4.                      Manifestement mal fondé, le recours doit être rejeté, dans la mesure où il est recevable, selon la procédure simplifiée de l'art. 82 LPA-VD. Les recourants, qui succombent, supporteront les frais de justice (cf. art. 49 al. 1 LPA-VD), solidairement entre eux (cf. art. 51 al. 2 LPA-VD), frais qui seront réduits à un montant de 500 fr. pour tenir compte du fait que le litige ne portait que sur une question de recevabilité et que les opérations sont restées ainsi limitées. Ils n'ont par ailleurs pas droit à l'allocation de dépens (cf. art. 55 al. 1 a contrario LPA-VD).


 

 

Par ces motifs
 la Cour de droit administratif et public
du Tribunal cantonal
arrête:

 

I.                       Le recours est rejeté, dans la mesure où il est recevable.

II.                      La décision sur réclamation de l'Administration cantonale des impôts du 19 avril 2023 est confirmée.

III.                    Les frais de justice, par 500 (cinq cents) francs, sont mis à la charge de A.________ et B.________, solidairement entre eux.

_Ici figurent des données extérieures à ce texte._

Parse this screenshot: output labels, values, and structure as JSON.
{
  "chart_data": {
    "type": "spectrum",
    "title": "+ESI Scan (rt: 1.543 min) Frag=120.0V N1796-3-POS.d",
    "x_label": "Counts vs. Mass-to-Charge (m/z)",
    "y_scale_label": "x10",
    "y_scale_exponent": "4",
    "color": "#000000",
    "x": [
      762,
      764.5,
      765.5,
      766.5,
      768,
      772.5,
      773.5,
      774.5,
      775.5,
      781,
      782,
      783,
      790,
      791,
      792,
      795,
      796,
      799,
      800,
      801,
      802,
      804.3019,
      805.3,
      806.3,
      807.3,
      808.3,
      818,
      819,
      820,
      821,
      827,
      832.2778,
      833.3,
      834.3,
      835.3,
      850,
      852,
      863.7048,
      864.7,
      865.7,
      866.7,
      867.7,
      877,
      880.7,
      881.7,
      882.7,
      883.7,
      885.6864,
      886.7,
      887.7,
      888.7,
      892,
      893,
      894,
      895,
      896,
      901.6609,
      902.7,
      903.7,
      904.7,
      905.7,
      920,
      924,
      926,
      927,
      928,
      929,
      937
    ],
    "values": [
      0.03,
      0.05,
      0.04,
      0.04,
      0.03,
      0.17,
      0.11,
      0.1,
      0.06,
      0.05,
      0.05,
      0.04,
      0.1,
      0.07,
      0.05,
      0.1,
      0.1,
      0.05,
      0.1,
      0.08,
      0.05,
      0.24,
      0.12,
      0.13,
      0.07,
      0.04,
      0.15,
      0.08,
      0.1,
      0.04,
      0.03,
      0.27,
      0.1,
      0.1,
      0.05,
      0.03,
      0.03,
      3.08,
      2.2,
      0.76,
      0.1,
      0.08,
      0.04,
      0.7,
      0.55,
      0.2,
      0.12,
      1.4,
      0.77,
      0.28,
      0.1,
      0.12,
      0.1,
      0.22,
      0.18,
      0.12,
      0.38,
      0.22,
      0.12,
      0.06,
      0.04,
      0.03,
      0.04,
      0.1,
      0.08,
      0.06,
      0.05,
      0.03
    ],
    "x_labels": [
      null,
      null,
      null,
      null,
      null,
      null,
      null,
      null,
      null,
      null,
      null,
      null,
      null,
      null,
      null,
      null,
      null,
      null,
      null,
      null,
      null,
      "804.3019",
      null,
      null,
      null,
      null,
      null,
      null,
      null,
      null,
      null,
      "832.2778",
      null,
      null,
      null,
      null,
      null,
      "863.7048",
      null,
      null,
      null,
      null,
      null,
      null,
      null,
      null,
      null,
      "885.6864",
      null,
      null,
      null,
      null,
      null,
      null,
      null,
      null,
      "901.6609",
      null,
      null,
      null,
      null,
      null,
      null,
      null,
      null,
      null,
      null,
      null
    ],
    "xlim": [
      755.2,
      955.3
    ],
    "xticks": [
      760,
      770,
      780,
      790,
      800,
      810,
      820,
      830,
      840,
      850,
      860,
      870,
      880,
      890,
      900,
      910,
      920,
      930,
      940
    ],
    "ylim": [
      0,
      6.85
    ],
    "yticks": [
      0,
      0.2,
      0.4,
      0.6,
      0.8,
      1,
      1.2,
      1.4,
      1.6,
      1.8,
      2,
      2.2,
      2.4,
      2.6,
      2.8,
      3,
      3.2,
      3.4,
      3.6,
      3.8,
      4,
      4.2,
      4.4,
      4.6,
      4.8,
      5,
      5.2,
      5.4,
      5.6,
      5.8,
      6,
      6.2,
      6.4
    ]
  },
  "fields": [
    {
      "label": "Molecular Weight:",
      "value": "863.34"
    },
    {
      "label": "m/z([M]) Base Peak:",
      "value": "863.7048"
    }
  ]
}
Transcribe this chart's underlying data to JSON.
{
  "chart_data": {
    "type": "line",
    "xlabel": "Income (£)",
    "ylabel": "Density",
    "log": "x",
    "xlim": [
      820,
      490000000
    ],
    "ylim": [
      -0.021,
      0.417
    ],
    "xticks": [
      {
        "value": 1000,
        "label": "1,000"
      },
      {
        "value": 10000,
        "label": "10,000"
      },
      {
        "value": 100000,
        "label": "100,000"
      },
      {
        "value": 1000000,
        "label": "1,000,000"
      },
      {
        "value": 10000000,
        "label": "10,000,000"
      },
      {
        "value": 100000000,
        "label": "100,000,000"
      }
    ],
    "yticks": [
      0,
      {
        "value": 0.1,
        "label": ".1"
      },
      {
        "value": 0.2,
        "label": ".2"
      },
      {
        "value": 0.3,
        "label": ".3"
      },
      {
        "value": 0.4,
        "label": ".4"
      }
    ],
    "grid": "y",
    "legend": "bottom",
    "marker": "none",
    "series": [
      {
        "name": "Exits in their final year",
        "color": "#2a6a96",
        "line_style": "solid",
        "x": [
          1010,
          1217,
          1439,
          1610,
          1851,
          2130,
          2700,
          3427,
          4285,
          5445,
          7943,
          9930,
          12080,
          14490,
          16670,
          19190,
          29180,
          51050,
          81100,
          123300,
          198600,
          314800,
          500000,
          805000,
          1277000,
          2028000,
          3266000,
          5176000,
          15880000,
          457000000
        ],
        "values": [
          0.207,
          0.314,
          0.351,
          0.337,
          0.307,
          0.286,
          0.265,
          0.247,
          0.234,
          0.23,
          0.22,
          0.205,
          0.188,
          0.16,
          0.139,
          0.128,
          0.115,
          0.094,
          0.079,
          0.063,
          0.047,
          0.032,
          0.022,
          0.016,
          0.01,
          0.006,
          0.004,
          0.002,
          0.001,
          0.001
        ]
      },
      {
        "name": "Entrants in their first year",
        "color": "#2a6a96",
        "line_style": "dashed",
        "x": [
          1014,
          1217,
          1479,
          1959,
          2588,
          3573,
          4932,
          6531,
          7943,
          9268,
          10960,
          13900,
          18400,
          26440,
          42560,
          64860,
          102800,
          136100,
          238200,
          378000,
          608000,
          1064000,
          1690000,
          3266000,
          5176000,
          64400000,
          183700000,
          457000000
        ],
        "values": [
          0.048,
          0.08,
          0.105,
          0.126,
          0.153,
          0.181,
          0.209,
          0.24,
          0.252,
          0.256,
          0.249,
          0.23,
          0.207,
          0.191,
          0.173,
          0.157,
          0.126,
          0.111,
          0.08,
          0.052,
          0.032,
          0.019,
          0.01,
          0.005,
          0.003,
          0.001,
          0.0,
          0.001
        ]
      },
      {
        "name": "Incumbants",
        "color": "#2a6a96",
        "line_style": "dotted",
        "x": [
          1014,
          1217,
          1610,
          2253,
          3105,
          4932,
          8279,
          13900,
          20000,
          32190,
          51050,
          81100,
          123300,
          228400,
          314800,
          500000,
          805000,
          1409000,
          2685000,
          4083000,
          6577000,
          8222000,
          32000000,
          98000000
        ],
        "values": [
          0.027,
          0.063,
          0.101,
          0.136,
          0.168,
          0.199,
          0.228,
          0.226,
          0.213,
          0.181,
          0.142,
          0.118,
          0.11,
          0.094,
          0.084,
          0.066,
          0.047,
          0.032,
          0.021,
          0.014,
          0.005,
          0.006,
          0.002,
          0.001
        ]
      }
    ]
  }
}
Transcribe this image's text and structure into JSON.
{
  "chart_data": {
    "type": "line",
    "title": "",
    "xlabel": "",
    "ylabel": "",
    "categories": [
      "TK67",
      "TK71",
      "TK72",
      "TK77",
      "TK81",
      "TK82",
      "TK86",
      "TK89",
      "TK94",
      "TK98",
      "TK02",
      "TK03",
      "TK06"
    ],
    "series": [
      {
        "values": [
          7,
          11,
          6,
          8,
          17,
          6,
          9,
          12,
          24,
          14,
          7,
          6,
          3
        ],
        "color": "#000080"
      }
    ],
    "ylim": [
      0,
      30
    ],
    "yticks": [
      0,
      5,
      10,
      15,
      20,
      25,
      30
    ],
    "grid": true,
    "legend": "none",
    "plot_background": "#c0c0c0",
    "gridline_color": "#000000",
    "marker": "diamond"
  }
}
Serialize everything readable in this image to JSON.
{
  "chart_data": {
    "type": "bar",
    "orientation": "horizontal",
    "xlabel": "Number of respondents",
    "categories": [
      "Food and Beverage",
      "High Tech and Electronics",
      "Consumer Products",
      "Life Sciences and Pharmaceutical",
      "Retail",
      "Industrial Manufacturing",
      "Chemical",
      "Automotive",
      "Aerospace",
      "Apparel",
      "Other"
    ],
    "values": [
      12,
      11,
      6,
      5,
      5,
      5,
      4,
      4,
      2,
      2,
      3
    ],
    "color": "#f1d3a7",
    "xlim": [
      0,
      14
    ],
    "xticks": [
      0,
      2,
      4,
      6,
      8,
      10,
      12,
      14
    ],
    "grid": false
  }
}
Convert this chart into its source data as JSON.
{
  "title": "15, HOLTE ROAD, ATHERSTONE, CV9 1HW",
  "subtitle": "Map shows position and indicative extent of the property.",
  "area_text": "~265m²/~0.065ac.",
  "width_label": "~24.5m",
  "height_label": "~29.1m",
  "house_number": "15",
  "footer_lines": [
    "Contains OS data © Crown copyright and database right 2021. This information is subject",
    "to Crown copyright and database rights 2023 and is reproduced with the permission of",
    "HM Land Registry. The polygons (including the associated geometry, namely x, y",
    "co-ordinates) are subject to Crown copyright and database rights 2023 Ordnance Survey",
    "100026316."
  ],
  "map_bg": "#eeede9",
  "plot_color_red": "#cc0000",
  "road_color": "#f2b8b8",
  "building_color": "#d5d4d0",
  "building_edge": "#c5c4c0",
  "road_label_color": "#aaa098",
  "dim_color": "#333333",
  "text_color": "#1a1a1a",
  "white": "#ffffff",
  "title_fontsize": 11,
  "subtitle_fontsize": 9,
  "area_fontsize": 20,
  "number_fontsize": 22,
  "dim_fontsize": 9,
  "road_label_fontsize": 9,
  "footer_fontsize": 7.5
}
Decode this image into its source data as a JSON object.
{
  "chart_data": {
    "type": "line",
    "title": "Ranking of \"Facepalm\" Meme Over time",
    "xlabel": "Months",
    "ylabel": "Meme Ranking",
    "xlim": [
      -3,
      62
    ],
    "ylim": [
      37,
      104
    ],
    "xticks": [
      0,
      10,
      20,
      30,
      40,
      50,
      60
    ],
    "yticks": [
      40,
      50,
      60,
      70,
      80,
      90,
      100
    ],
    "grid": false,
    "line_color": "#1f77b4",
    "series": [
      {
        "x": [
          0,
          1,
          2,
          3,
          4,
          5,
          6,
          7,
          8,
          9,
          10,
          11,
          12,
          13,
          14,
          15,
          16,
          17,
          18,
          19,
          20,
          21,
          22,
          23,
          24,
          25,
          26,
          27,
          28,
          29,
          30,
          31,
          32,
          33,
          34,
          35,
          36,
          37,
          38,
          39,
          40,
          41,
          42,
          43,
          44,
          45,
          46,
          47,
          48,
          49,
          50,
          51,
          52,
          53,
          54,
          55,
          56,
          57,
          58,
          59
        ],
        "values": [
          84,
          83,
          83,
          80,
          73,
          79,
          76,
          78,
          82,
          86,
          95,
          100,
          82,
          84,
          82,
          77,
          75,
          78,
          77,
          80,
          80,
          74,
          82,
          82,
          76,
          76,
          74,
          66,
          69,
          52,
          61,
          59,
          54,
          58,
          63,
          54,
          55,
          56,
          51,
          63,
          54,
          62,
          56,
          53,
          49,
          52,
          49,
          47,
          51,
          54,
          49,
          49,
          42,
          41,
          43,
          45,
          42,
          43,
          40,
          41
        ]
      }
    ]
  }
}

IV.                    Il n'est pas alloué de dépens.

Lausanne, le 27 juin 2023

 

La présidente:                                                                                          Le greffier:


                                                                                                                 

Le présent arrêt est communiqué aux destinataires de l'avis d'envoi ci-joint.

Il peut faire l'objet, dans les trente jours suivant sa notification, d'un recours au Tribunal fédéral (Tribunal fédéral suisse, Schweizerhofquai 6, 6004 Lucerne). Le recours en matière de droit public s'exerce aux conditions des articles 82 ss de la loi du 17 juin 2005 sur le Tribunal fédéral (LTF - RS 173.110), le recours constitutionnel subsidiaire à celles des articles 113 ss LTF. Le mémoire de recours doit être rédigé dans une langue officielle, indiquer les conclusions, les motifs et les moyens de preuve, et être signé. Les motifs doivent exposer succinctement en quoi l’acte attaqué viole le droit. Les pièces invoquées comme moyens de preuve doivent être jointes au mémoire, pour autant qu’elles soient en mains de la partie; il en va de même de la décision attaquée.